Urbino had to pass by the broad stairway to get to the other wing of bedrooms where the Contessa's suite was. Here were the rooms of the Borellis, Gemma, Mamma Zeno, and Bambina. All were dark except Bambina's, near the head of the stairway.

No sooner did he give a muffled knock on the Contessa's door than she opened it and practically pulled him into the room. She wore a blue dressing gown and patterned Moroccan slippers.

“It's gone! My peacock brooch!”

“Gone? What do you mean?”

“Gone! Taken! Stolen! Please keep your voice down!” she said loudly. In fact she had been almost shouting ever since he came into the room. “Look.”

She brought him over to the jewel cabinet. The drawer held a glittering assortment of jewelry and little boxes. The peacock brooch wasn't among them.

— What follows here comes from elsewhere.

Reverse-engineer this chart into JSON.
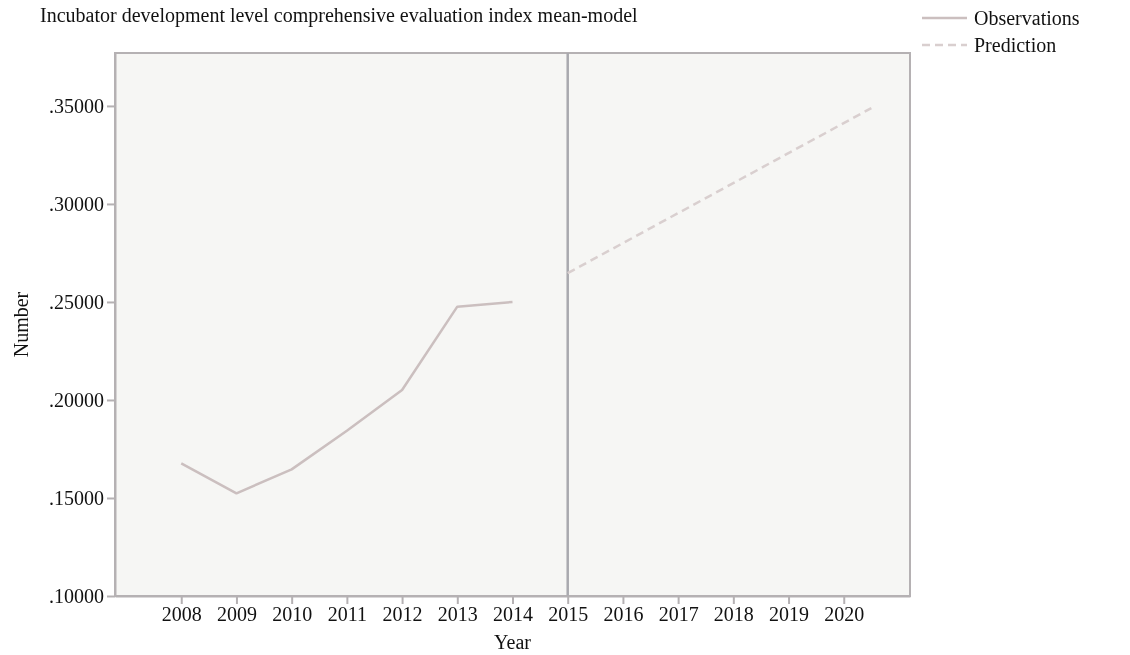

“It was with the other pieces. I took it out of its box before dinner. I was going to wear it and then remembered the bad blood between the Da Capo-Zendrini and Zeno families about it. No point in flaunting it, so I put it back. But not in its box,” she added, anticipating his question. “I just laid it on the top of the other things. It was taken sometime between when I came down for drinks and when I returned after the bridge game.”

“Why didn't you lock the cabinet?”

“This isn't a hotel!” she shot back at him. “I never imagined there was a thief in the house!”

“But who?”

“I refuse to speculate! And I don't want anything said about this. It's embarrassing.”

“But don't you want to retrieve it, if possible?”

“How? By calling in the police? By locking everyone in the library and frisking them? Isn't that what it's called? And then we can search their rooms. No, let it be! At any rate, it's insured,” she said, but he knew it was more for his benefit than because she was concerned about the monetary aspect.